Why is my grass waterlogged?
Firstly it is important to understand why your garden is waterlogged. Once you understand what causes your grass to retain water, you can begin to solve the problem and help stop your grass dying. A waterlogged lawn can be cause by a high water table or poor drainage. Plus, sometimes these two things can work together to exacerbate the problem or water retention in your lawn.
High water table
The water table is the level at which saturated earth beneath your garden meets unsaturated earth. The lower the level of your water table, the deeper you would need to dig to find water logged soil. If the water table level reaches the surface, then you will begin to see pools of water form and not drain from your lawn. The water table level will rise and fall seasonally, and heavy rain can raise the water table temporarily.

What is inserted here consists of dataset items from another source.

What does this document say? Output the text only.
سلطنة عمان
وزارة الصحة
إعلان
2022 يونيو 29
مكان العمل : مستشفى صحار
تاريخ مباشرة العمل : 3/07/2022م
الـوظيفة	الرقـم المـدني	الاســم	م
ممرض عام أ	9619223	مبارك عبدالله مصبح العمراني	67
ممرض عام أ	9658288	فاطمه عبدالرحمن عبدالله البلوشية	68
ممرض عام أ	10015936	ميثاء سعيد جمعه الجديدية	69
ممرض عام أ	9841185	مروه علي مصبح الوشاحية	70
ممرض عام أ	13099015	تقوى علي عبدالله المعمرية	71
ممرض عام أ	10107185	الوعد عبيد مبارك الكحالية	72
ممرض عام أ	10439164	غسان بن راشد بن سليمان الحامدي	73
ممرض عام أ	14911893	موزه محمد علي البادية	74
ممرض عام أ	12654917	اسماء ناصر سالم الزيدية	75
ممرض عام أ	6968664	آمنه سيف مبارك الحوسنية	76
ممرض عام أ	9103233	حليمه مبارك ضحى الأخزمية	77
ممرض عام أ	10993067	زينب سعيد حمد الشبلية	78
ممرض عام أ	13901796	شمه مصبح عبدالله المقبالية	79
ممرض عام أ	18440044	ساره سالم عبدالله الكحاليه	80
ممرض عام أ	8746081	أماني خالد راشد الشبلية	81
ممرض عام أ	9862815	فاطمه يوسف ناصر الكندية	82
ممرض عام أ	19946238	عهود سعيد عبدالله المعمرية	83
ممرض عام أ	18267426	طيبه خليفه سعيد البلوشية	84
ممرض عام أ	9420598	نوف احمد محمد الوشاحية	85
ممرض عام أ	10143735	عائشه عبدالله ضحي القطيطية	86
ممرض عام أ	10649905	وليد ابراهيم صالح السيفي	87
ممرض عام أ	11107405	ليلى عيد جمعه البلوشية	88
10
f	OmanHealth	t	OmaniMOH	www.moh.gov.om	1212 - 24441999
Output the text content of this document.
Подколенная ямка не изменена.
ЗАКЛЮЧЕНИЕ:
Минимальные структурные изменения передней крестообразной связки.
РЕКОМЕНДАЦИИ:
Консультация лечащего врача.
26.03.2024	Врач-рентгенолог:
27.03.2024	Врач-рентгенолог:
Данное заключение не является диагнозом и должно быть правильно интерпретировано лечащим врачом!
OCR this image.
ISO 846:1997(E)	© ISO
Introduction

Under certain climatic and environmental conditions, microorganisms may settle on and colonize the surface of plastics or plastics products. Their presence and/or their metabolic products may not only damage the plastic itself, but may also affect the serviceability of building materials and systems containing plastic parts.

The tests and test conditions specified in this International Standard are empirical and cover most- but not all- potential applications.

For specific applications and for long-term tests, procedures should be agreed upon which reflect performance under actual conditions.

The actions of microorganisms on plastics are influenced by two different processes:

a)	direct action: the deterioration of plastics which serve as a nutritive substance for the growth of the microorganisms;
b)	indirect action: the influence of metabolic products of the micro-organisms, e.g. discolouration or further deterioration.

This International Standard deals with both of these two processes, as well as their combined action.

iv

In times gone by, the local well would have told you the water table level for you area. The level of the water in the well would rise and fall seasonally as ground water increased or decreased. Nowadays, it’s more likely that you will see the effects of a high water table in your garden if you get puddles that never drain, or on a bigger scale in your local area in the form of localised flooding during bad weather.
If it is your water table that is causing your garden to flood then this is likely to be an issue that is shared by everyone within your local community. Sadly there are limited options available to you to solve this problem as it is likely to be related to the topography of your area.
Poor drainage is extremely common in many gardens, especially if you have heavy clay soil. The fine particles in clay soil will prevent water from draining freely and quickly cause muddy soil in heavy rain. Some plants thrive in waterlogged soil, but many (like grass) struggle to survive.
Whilst a high water table will allow surface water to pool for often days at a time even when rain stops, poor drainage will only allow water to sit on the surface for a matter of hours. The ground might still seem very wet even after sitting water has drained, but this is more down to the absorbent soil rather than their being excess ground water. Think of it as a kitchen sponge – it’s still wet even after it has been wrung out, while excess water evaporates.
How do I stop grass dying?
There are two things you need to do to stop grass dying in your garden; improve drainage and prevent footfall from damaging the grass after heady rain. By fixing these two concerns, you will help your lawn keep going even during wettest of winters.
Improve drainage in your lawn and stop grass dying
Aerate your lawn by using a garden fork to create regular holes in your turn. Push the fork deep into the ground and jiggle it back and forth to increase the size of each hole. Repeat this process across the entire lawn.
A French drain is a specially constructed channel beneath your lawn that allows water to drain from the sodden ground and run off into a main drain or gravel soakaway. The channels of a French drain are lined with gravel and a special perforated land drainage pipe is then installed and also covered with gravel. Soil is placed over the top and then turf relaid. This is good for large spaces of poor draining soil.
Grass matting is low effort option to protect wet grass from footfall. The rubber matting gives structure to the ground surface and take footfall weight off the grass. Plus, once installed you can leave the grass matting in place and mow straight over it in summer as the grass grows through.